There’s one more gem in Joel’s posting which is worth stressing:

Fix bugs as you find them, and charge the time back to the original task. You can’t schedule a single bug fix in advance, because you don’t know what bugs you’re going to have. When bugs are found in new code, charge the time to the original task that you implemented incorrectly. This will help EBS predict the time it takes to get fully debugged code, not just working code.

I know it brings quite a lot of effort for Jack the Developer, since sometimes he fixes bugs really fast and accounting time spent on each bug fix to proper original task adds enough hassle to be reluctant to do so. However the ends are worth means this time.

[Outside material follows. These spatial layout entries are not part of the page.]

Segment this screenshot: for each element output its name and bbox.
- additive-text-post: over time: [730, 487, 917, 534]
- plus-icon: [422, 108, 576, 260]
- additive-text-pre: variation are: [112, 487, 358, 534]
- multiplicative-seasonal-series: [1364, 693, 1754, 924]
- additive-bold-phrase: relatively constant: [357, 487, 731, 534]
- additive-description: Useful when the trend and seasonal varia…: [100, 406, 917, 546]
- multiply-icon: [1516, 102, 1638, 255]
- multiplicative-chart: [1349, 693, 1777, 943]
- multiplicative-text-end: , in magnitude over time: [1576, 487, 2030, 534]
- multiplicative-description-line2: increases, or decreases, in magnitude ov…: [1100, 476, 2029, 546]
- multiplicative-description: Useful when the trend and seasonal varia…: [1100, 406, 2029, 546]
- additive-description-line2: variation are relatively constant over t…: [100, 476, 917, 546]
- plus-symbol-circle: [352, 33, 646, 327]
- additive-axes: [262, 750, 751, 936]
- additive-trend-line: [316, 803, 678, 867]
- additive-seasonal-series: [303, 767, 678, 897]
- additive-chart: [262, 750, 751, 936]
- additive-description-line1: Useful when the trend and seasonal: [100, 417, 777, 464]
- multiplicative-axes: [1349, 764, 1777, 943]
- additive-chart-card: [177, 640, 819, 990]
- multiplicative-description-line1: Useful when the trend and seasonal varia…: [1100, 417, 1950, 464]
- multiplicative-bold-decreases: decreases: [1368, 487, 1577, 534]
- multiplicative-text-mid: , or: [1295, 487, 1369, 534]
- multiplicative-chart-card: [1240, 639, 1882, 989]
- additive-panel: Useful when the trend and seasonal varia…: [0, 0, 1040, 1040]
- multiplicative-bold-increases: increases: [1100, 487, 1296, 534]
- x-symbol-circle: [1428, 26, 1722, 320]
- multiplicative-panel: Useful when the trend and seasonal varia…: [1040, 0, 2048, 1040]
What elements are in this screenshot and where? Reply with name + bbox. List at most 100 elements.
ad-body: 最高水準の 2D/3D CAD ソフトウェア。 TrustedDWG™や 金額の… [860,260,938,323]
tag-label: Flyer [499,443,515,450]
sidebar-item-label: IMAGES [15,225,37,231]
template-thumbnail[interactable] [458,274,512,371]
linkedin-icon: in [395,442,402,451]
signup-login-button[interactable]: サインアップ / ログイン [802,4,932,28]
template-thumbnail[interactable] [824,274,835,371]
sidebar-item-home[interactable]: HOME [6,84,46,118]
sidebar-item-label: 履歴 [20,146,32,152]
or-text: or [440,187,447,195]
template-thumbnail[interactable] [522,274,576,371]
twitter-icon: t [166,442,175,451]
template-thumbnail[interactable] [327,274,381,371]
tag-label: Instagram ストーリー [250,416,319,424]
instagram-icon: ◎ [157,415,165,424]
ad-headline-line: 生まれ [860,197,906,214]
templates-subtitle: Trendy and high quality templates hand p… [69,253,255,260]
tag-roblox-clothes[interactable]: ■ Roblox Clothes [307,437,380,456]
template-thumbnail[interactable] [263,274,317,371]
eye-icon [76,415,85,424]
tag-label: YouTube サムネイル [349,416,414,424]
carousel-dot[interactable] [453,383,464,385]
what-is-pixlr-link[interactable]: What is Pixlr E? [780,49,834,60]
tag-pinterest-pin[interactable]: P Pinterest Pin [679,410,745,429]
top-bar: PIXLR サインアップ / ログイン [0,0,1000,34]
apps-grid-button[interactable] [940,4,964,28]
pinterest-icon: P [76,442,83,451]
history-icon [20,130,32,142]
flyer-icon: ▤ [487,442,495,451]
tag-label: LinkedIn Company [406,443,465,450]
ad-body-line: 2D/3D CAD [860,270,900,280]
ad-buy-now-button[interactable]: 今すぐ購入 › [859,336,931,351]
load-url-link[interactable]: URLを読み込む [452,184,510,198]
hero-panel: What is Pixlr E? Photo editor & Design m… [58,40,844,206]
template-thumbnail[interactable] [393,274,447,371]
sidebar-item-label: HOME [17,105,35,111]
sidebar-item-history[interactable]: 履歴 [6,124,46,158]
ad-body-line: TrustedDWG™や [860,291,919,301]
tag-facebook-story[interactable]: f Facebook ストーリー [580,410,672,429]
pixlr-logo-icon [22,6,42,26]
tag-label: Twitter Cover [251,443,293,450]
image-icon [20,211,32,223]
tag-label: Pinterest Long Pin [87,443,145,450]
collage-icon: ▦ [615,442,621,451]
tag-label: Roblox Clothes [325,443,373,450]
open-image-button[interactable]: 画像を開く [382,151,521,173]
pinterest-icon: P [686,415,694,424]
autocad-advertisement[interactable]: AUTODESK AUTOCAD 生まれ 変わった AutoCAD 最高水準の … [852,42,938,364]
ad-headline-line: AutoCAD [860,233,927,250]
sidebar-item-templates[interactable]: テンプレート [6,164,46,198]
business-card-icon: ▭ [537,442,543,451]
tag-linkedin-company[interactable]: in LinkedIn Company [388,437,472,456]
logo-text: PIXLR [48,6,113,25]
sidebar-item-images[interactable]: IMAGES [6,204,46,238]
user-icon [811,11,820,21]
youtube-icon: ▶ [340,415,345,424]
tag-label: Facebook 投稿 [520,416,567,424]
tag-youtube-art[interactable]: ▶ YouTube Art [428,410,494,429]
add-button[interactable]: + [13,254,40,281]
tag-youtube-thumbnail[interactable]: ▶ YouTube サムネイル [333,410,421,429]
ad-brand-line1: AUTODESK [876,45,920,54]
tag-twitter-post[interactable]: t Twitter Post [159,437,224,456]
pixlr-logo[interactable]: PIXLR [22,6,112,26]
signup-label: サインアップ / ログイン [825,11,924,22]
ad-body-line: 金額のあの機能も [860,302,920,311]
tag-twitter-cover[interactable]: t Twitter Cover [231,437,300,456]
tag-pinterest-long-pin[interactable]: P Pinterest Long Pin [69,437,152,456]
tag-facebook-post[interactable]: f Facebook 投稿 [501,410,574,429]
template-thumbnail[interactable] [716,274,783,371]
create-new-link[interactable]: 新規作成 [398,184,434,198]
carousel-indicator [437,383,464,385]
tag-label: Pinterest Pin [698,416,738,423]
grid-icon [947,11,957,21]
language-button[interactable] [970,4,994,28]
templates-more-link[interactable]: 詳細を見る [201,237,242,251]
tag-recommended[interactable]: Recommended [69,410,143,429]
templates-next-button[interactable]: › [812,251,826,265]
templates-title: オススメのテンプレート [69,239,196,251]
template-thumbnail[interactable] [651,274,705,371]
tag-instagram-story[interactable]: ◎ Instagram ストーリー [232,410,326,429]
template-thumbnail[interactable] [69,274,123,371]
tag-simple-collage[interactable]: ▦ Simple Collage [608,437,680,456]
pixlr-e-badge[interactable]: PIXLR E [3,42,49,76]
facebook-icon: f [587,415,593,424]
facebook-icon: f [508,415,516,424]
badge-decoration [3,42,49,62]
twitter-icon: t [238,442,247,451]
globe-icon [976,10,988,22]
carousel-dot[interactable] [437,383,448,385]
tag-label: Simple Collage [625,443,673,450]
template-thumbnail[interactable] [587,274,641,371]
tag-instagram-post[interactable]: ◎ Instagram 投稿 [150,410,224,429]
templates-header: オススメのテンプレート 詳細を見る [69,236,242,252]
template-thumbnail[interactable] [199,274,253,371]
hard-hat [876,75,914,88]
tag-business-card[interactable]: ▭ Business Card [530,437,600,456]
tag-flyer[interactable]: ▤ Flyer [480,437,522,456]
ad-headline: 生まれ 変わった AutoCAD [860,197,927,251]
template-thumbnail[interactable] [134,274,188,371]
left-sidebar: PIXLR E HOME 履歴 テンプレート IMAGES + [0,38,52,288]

I strongly recommend you reading whole article as it delivers all the details about Evidence Based Scheduling.

in: project management

3 comments… add one

  • Raven Young February 24, 2009, 1:24 pm

    Pawel – estimation in software is one of the trickiest, stickiest points of the project. Good post – Thanks for sharing your thoughts!

    -R

  • Pawel Brodzinski February 24, 2009, 2:07 pm

    Although Joel wrote that in 2007 I thought it’s worth reminding. Especially in context my recent intensive discussion on software estimation.

  • Paul Marculescu February 25, 2009, 6:23 am

    Your post reminded me of Devshop, a web tool intended for software projects schedules.